合格基準はおおむね6割程度です。
問題の難易度によって上下するのが,面倒なところです。
しかし,難易度によって合格基準点が上下するだけであり,合格基準が今年は7割程度,来年は5割程度といったように変化しているわけではありません。
受験生が勉強すべき内容が変わるものではありません。
第30回国試の合格基準点が99点,第31回国試が89点と大きく上下しているので,受験生は混乱しそうですが,押さえるべき問題をしっかり押さえていけば,合格基準点は超えられます。
合格基準点を超えられないとすれば,押さえるべきものを押さえていないということに他なりません。
国試では,対策が取れる問題と対策が取れない問題があります。
また,解けなければならない問題と解けなくてもよい問題があります。
解けなくても良い問題が出題されることが多い科目は「社会理論と社会システム」と「現代社会と福祉」です。

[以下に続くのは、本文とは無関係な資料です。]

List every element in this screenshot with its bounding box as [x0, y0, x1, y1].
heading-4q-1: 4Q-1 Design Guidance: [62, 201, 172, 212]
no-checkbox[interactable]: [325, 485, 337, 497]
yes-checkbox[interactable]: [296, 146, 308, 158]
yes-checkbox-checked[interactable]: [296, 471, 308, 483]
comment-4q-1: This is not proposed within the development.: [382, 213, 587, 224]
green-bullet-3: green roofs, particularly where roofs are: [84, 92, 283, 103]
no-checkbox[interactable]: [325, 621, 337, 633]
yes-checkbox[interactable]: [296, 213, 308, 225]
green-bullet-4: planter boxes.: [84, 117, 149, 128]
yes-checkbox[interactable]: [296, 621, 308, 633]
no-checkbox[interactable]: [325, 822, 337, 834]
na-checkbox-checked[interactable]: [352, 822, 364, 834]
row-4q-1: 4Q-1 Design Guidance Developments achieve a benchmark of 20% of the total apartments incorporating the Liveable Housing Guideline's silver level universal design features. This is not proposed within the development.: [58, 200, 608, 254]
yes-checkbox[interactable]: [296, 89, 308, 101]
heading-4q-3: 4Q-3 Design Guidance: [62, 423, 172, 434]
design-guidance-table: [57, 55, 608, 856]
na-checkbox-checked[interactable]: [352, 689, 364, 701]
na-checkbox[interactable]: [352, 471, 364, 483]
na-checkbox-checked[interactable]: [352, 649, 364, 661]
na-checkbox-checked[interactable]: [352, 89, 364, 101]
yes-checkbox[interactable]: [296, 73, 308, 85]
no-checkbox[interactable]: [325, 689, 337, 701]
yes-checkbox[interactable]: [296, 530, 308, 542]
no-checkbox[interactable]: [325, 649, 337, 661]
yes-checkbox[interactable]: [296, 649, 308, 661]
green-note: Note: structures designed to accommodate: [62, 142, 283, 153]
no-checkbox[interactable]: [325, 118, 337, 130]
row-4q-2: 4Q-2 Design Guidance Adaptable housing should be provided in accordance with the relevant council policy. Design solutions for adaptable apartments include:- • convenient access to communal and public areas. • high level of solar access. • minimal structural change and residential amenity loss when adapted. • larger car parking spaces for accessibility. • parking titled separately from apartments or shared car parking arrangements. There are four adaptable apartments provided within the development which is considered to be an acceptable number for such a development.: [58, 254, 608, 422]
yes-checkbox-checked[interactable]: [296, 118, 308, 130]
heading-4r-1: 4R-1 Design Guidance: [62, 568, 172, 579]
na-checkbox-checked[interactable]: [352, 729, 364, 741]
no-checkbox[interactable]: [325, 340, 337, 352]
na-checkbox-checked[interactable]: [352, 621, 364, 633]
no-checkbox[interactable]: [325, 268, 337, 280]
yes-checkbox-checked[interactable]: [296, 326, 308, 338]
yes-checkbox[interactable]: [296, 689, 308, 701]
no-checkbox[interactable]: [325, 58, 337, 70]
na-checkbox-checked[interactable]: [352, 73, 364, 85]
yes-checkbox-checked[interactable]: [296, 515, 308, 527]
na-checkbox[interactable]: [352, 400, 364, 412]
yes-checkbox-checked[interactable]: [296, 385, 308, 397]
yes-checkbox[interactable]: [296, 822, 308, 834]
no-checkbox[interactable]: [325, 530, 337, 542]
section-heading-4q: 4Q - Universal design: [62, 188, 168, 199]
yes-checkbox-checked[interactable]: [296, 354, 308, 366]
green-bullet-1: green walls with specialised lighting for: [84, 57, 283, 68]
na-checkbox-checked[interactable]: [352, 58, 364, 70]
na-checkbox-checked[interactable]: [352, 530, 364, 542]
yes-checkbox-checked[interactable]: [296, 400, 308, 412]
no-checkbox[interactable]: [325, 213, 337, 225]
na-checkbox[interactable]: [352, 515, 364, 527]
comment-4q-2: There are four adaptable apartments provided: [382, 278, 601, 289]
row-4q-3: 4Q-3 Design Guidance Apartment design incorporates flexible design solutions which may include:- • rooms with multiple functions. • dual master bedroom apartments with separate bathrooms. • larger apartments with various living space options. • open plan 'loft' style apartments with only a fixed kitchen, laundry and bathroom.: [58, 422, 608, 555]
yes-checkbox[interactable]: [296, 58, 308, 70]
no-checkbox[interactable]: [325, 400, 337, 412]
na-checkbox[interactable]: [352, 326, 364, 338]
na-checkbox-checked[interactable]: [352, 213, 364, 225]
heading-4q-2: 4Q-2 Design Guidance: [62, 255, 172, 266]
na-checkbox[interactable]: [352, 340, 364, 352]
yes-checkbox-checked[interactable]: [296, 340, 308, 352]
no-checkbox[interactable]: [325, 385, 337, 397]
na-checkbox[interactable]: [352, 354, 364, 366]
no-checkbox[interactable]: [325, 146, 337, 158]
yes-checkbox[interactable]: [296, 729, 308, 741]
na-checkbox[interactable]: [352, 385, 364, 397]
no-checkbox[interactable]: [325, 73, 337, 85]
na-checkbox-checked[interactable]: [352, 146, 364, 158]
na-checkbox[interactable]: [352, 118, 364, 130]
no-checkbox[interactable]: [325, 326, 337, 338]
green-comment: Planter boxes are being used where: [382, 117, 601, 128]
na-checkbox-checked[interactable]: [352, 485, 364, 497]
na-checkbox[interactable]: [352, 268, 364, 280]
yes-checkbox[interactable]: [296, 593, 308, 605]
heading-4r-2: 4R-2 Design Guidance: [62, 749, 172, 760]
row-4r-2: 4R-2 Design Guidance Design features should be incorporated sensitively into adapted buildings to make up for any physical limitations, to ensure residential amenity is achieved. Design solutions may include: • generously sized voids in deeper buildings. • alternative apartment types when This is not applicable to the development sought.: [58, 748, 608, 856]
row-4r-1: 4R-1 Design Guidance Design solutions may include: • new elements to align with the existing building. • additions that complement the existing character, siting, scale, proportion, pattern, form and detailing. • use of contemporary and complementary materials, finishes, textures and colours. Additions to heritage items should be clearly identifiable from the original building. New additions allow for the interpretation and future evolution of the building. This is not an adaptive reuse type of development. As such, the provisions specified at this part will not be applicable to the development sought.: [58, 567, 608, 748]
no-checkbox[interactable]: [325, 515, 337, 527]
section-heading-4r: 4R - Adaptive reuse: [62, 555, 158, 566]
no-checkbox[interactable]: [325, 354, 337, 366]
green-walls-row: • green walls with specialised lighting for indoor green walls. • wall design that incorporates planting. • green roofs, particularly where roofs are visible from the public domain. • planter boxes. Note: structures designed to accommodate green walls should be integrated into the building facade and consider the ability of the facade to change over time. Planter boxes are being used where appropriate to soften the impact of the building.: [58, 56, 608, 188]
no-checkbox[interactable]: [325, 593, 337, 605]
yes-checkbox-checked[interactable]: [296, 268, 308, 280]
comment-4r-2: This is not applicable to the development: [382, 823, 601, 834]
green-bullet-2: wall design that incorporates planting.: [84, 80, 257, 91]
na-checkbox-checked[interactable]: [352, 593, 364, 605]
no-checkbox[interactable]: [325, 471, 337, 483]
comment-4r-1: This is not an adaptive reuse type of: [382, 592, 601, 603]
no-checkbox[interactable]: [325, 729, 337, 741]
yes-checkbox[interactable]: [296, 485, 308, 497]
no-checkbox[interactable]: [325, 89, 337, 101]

「相談援助の基盤と専門職」にもたまにそのような出題があります。
今日はそんな問題を取り上げたいと思います。
第27回・問題94 人権に関する国際的な条約などについての次の記述のうち,正しいものを1つ選びなさい。
1 「女子に対するあらゆる形態の差別の撤廃に関する条約」では,締約国が母性保護を目的とした特別措置をとることは,差別と解してはならないと定められている。
2 「高齢者のための国連原則」では,高齢者と開発,高齢に至るまでの健康と福祉の増進,支援環境の整備の三つの優先的方針が定められている。
3 「あらゆる形態の人種差別の撤廃に関する国際条約」では締約国がアタッチメント促進のための特別措置をとることは,差別と解してはならないと定められている。
4 「児童の権利に関する条約」では,締約国は結社の自由についての児童の権利を制限できると定められている。
5 「障害者の権利に関する条約」では,自立,参加,ケア,自己実現,尊厳の五つの一般原則が定められている。
問題だけを見ると,まるで「現代社会と福祉」のようです。
正解は,選択肢1です。
選択肢2は,「高齢者のための国連原則」ではなく,「高齢化に関するマドリッド国際行動計画」です。
選択肢3は,条約名は存在しますが,内容が間違っています。
選択肢4は,制限できるということはあり得ないと思えるでしょう。もちろんこのようことはありません。
選択肢5は,「障害者の権利に関する条約」ではなく,「高齢者のための国連原則」です。
<今日の一言>
この問題で出題したかったのは,正解の女子差別撤廃条約で,そのほかのものは,問題を成立させるためのものです。
そう思う根拠は障害者権利条約の重要ポイントである「合理的配慮」が出題されていないためです。
必ず正解しなければならない問題はありますが,今日の問題はそうではありません。
必ず正解しなければならない問題で正解できることが重要です。